FIG. 2 is a partially enlarged sectional view of a rotor hub portion and a shaft fixing portion of a spindle motor according to a second embodiment of the present invention.

3A is a sectional view of a spindle motor according to a third embodiment of the present invention. FIG. 3B is a partially enlarged sectional view of a rotor hub portion and a shaft fixing portion of a spindle motor according to a third embodiment of the present invention.
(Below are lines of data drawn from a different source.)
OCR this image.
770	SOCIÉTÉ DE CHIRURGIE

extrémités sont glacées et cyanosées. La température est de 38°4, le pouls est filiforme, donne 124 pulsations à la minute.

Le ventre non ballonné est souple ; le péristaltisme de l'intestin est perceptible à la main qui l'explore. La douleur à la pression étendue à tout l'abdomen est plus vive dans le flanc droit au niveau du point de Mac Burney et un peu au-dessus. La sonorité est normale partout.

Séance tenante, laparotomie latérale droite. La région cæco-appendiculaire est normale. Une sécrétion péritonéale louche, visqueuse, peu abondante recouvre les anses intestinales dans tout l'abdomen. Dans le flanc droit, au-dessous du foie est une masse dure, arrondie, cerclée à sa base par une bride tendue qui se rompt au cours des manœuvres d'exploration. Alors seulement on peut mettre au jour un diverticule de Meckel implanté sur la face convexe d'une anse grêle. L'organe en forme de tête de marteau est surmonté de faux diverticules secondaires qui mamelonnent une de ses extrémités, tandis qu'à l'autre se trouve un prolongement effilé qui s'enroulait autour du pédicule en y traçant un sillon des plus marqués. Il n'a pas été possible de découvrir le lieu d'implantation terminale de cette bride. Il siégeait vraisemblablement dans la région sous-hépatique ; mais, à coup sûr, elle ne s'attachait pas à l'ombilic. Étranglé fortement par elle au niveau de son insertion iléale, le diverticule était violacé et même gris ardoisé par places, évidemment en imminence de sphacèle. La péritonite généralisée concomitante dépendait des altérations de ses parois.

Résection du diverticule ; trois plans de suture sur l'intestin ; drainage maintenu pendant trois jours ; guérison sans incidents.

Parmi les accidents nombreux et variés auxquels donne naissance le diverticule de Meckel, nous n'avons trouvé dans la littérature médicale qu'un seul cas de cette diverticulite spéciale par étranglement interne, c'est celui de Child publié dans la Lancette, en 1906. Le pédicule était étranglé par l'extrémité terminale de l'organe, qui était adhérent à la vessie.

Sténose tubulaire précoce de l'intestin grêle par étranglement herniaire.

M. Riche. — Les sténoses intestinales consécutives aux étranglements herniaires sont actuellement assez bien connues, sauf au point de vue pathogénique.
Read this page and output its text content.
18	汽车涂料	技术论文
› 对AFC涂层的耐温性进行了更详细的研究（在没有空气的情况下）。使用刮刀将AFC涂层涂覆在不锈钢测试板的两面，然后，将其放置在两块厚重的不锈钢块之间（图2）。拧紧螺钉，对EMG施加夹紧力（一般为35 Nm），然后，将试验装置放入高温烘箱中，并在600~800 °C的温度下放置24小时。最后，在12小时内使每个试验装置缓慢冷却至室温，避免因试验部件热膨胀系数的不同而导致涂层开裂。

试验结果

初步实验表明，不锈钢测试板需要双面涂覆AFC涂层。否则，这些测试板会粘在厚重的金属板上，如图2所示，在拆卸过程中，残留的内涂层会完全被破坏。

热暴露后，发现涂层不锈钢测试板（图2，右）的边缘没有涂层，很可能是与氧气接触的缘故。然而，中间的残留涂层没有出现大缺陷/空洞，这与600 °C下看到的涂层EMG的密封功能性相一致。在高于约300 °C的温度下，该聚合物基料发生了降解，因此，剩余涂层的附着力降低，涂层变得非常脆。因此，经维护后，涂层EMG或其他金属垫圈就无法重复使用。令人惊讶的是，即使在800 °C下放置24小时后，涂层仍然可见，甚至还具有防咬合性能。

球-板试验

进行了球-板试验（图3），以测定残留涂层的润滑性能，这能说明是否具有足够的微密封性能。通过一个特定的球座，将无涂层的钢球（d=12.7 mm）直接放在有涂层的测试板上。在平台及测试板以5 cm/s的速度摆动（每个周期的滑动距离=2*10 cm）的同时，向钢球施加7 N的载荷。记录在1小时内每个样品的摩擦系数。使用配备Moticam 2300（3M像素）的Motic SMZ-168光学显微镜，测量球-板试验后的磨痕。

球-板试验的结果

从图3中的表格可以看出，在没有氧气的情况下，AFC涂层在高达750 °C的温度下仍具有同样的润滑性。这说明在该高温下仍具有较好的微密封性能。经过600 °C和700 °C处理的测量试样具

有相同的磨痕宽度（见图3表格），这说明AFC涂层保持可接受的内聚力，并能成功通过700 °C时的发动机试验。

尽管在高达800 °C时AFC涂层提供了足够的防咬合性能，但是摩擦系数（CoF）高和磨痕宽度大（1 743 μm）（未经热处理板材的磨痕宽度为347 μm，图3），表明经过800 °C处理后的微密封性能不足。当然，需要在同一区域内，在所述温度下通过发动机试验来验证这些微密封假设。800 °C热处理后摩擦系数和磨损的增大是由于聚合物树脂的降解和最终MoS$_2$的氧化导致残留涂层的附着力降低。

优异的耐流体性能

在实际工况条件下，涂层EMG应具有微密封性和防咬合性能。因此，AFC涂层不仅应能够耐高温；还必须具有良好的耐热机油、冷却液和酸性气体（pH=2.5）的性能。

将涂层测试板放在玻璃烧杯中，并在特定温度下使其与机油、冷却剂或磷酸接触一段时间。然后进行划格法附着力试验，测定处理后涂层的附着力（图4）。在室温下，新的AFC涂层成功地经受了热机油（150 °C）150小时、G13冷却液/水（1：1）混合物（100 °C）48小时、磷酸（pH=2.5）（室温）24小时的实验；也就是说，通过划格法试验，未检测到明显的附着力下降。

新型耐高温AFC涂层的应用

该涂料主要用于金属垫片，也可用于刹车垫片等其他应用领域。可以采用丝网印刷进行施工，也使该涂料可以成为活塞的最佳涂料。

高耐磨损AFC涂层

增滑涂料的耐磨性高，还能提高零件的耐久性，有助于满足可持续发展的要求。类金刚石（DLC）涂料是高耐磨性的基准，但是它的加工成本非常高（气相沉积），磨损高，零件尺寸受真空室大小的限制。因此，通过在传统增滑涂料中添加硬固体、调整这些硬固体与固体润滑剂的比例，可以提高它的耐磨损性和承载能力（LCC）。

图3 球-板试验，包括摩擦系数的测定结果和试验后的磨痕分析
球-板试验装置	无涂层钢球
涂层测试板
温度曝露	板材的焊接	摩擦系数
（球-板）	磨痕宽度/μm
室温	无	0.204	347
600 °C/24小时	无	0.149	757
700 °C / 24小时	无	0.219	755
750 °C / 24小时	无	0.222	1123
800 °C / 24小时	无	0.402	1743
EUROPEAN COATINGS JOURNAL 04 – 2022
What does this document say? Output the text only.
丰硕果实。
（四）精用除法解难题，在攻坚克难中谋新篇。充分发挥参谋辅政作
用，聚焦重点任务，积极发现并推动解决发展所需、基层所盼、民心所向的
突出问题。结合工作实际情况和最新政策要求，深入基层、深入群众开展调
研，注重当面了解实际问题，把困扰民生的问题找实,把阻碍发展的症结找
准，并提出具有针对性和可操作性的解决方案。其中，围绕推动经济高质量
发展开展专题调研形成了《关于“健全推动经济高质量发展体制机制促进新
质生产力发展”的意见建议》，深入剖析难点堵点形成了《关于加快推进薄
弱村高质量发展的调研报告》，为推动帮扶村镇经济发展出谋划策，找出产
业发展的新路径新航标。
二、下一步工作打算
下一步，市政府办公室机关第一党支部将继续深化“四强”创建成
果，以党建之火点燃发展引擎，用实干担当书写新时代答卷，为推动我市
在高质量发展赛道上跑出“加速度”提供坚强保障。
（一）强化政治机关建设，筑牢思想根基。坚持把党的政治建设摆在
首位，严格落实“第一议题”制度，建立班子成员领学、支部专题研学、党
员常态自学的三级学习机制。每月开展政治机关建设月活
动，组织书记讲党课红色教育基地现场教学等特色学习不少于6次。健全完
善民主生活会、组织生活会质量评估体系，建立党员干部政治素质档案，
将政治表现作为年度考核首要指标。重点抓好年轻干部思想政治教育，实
FIG. 4 is a sectional view of a conventional spindle motor.

[Explanation of symbols]

 1, 31 Housing 1a, 31a Cylindrical part 1b, 31b Flange part 2,32 Rotor hub part 2a, 32a Disc receiving surface 2b, 32b Disc inner diameter regulating cylindrical part 3 Sleeve part 4,34 Shaft 4a Groove 4b Small diameter part 4c Step part 5 Thrust plate 6,35 Magnet 7,36 Stator core 8,37 Coil 9,38 Magnetic disk 10,39 Spacer 11,40 Clamp member 12,41 Clamp screw 13 Screw hole 22 Stopper 33 Ball bearing

Claims (3)

[Claims] 1. A housing body, a sleeve portion fixed to the housing, a rotor hub portion that is rotatable relative to the housing body, a shaft fixed to the rotor hub portion, and a rotor hub portion. A spindle motor comprising a rotor magnet directly or indirectly mounted and a stator core arranged to face the rotor magnet, wherein the shaft rotates with respect to the sleeve portion via a fluid substance, A screw portion for screwing a clamp member for clamping a disc is formed on the end surface of the shaft on the rotor hub side, and a groove is formed on the circumference of the shaft, and a fastener is tightened in the groove. A spindle motor, wherein the spindle motor is in contact with the rotor hub portion to regulate an axial movement amount of the rotor hub portion. 2. The spindle motor according to claim 1, wherein the stopper is fixed to the shaft by press fitting, bonding or welding without forming a groove on the circumference of the shaft. 3. A housing body, a sleeve portion fixed to the housing, a rotor hub portion rotatable relative to the housing body, a shaft fixed to the rotor hub portion, and a rotor hub portion. A spindle motor comprising a rotor magnet directly or indirectly mounted and a stator core arranged to face the rotor magnet, wherein the shaft rotates with respect to the sleeve portion via a fluid substance, On the end surface of the shaft on the rotor hub side, a screw portion for screwing a clamp member for clamping a disc is formed, the shaft has a small diameter portion and a large diameter portion, and the rotor hub is fastened to the small diameter portion, The stepped portions of the small diameter portion and the large diameter portion are in contact with the rotor hub portion to regulate the amount of axial movement of the rotor hub portion. The spindle motor according to claim.